Indigo has been on my mind a lot recently. I finally got around to reading Jenny Balfour-Paul’s classic book Indigo in the Arab World (Routledge, 1997) and ten days or so ago I returned from a brief trip to Ouagadougou in Burkina Faso where I had passed an enjoyable week looking around for more Mossi indigo wrappers. These soft faded old cloths are among the best sellers in our shop (cushions made from them can be seen in the Andalusian estate on the cover of October 2012 issue of World of Interiors.) Since then the post from Burkina has been bringing large bags of the cloths in their various shades, recalling Balfour-Paul’s wonderful list - in eighteenth century Europe “dyers classified indigo colours into thirteen separate shades, beginning with the lightest: ‘milk-blue, pearl-blue, pale-blue, flat-blue, middling-blue, sky-blue, queen’s blue, turkish-blue, watchet-blue, garter-blue, mazareen-blue, deep-blue, and very deep or navy-blue (or ‘infernal blue’).” (page 117.)

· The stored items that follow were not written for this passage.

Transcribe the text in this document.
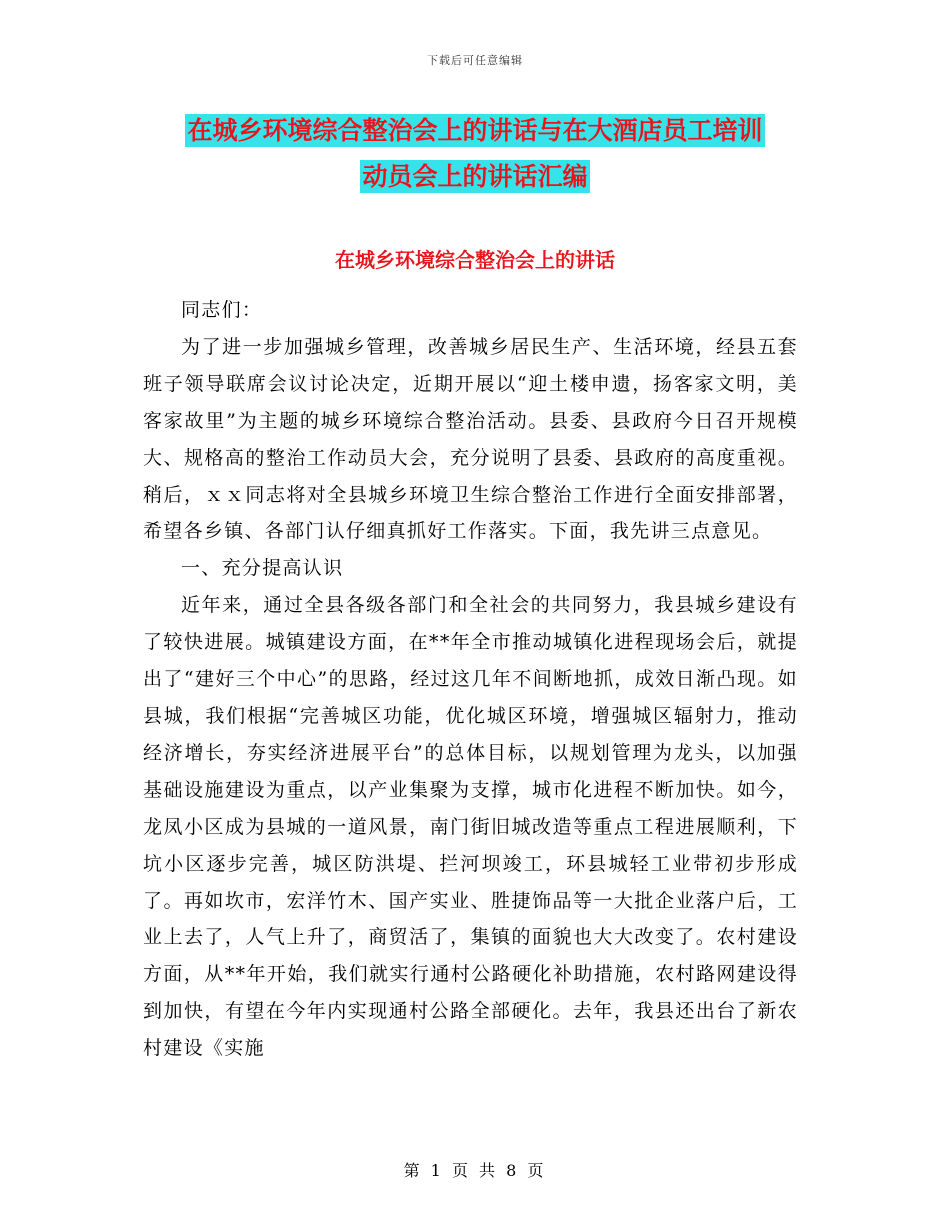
下载后可任意编辑
在城乡环境综合整治会上的讲话与在大酒店员工培训
动员会上的讲话汇编
在城乡环境综合整治会上的讲话

同志们：

为了进一步加强城乡管理，改善城乡居民生产、生活环境，经县五套班子领导联席会议讨论决定，近期开展以“迎土楼申遗，扬客家文明，美客家故里”为主题的城乡环境综合整治活动。县委、县政府今日召开规模大、规格高的整治工作动员大会，充分说明了县委、县政府的高度重视。稍后，ｘｘ同志将对全县城乡环境卫生综合整治工作进行全面安排部署，希望各乡镇、各部门认仔细真抓好工作落实。下面，我先讲三点意见。

一、充分提高认识

近年来，通过全县各级各部门和全社会的共同努力，我县城乡建设有了较快进展。城镇建设方面，在**年全市推动城镇化进程现场会后，就提出了“建好三个中心”的思路，经过这几年不间断地抓，成效日渐凸现。如县城，我们根据“完善城区功能，优化城区环境，增强城区辐射力，推动经济增长，夯实经济进展平台”的总体目标，以规划管理为龙头，以加强基础设施建设为重点，以产业集聚为支撑，城市化进程不断加快。如今，龙凤小区成为县城的一道风景，南门街旧城改造等重点工程进展顺利，下坑小区逐步完善，城区防洪堤、拦河坝竣工，环县城轻工业带初步形成了。再如坎市，宏洋竹木、国产实业、胜捷饰品等一大批企业落户后，工业上去了，人气上升了，商贸活了，集镇的面貌也大大改变了。农村建设方面，从**年开始，我们就实行通村公路硬化补助措施，农村路网建设得到加快，有望在今年内实现通村公路全部硬化。去年，我县还出台了新农村建设《实施

第 1 页 共 8 页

On our cloths it is years of rigorous hand washing and drying under the fierce Saharan sun that have created the range of shades rather than the initial dyeing.
In the mid-C20th postcard above the cones of thatch cover the indigo dye pits to maintain them at the correct temperature. Two indigo wrappers may be seen hanging at the right of the figures.